The vaccine strain against smallpox, vaccinia virus (VACV), is highly immunogenic yet causes relatively benign disease. These attributes are believed to be caused by gene loss in VACV. Using a targeted small interfering RNA (siRNA) screen, we identified a viral inhibitor found in cowpox virus (CPXV) and other orthopoxviruses that bound to the host SKP1-Cullin1-F-box (SCF) machinery and the essential necroptosis kinase receptor interacting protein kinase 3 (RIPK3). This “viral inducer of RIPK3 degradation” (vIRD) triggered ubiquitination and proteasome-mediated degradation of RIPK3 and inhibited necroptosis. In contrast to orthopoxviruses, the distantly related leporipoxvirus myxoma virus (MYXV), which infects RIPK3-deficient hosts, lacks a functional vIRD. Introduction of vIRD into VACV, which encodes a truncated and defective vIRD, enhanced viral replication in mice. Deletion of vIRD reduced CPXV-induced inflammation, viral replication, and mortality, which were reversed in RIPK3- and MLKL-deficient mice. Hence, vIRD-RIPK3 drives pathogen-host evolution and regulates virus-induced inflammation and pathogenesis.

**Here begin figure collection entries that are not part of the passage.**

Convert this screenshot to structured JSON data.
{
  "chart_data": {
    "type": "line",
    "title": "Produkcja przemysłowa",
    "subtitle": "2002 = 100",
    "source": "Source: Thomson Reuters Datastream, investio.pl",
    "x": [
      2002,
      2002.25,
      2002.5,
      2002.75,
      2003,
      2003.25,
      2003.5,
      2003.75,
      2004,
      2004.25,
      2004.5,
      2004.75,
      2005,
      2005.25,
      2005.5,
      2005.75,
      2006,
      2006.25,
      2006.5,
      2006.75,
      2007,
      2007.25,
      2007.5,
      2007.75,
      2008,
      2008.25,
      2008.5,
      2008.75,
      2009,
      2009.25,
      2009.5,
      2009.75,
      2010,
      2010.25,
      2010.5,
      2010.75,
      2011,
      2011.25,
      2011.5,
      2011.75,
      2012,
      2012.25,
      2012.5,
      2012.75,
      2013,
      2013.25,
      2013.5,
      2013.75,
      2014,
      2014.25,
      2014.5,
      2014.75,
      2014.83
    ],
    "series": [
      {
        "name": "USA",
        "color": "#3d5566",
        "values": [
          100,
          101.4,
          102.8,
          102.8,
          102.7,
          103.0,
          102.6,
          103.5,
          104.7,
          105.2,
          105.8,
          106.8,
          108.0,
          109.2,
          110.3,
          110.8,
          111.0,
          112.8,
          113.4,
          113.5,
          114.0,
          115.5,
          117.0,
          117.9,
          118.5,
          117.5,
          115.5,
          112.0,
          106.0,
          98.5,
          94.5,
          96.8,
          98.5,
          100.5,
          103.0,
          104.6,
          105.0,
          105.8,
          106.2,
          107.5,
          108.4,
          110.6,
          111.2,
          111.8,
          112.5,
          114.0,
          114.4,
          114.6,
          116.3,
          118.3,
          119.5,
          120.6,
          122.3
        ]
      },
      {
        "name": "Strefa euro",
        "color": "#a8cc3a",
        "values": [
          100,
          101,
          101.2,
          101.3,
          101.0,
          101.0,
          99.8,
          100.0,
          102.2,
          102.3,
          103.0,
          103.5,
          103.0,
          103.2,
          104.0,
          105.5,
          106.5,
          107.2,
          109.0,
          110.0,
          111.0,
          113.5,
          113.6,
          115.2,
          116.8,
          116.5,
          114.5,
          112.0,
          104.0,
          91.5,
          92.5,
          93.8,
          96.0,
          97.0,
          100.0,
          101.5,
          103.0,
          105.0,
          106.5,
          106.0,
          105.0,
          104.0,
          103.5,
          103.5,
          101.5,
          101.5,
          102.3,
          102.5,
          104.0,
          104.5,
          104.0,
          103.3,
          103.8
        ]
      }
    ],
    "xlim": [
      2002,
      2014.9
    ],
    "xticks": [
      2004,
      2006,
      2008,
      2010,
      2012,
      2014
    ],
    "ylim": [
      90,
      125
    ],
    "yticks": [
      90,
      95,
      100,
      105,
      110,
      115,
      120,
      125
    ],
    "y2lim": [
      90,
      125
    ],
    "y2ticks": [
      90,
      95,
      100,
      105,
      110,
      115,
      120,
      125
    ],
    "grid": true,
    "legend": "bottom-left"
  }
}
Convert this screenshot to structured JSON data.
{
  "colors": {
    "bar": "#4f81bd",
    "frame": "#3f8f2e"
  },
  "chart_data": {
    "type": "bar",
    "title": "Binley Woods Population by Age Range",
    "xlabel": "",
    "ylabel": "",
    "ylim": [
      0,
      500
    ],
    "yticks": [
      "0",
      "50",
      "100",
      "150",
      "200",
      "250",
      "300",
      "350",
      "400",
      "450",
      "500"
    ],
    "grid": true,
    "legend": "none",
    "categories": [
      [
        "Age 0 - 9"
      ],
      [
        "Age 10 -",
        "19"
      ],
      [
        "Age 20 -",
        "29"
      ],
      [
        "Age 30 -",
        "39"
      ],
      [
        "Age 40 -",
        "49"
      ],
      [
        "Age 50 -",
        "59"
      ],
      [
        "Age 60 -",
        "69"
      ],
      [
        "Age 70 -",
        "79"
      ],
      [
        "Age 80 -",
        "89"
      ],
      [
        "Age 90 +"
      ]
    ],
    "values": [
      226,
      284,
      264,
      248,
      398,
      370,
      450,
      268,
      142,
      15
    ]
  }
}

天花疫苗株痘苗病毒 (VACV) 具有高度免疫原性，但会导致相对良性的疾病。这些属性被认为是由 VACV 中的基因丢失引起的。使用靶向小干扰 RNA (siRNA) 筛选，我们在牛痘病毒 (CPXV) 和其他正痘病毒中发现了一种病毒抑制剂，该病毒抑制剂与宿主 SKP1-Cullin1-F-box (SCF) 机制和必需的坏死性凋亡激酶受体相互作用蛋白结合激酶 3 (RIPK3)。这种“RIPK3 降解的病毒诱导剂”（vIRD）触发了泛素化和蛋白酶体介导的 RIPK3 降解并抑制了坏死性凋亡。与正痘病毒相比，感染 RIPK3 缺陷宿主的远缘兔痘病毒粘液瘤病毒 (MYXV) 缺乏功能性 vIRD。将 vIRD 引入 VACV，它编码截断和有缺陷的 vIRD，增强小鼠的病毒复制。vIRD 的缺失降低了 CPXV 诱导的炎症、病毒复制和死亡率，这在 RIPK3 和 MLKL 缺陷小鼠中得到了逆转。因此，vIRD-RIPK3 驱动病原体-宿主进化并调节病毒诱导的炎症和发病机制。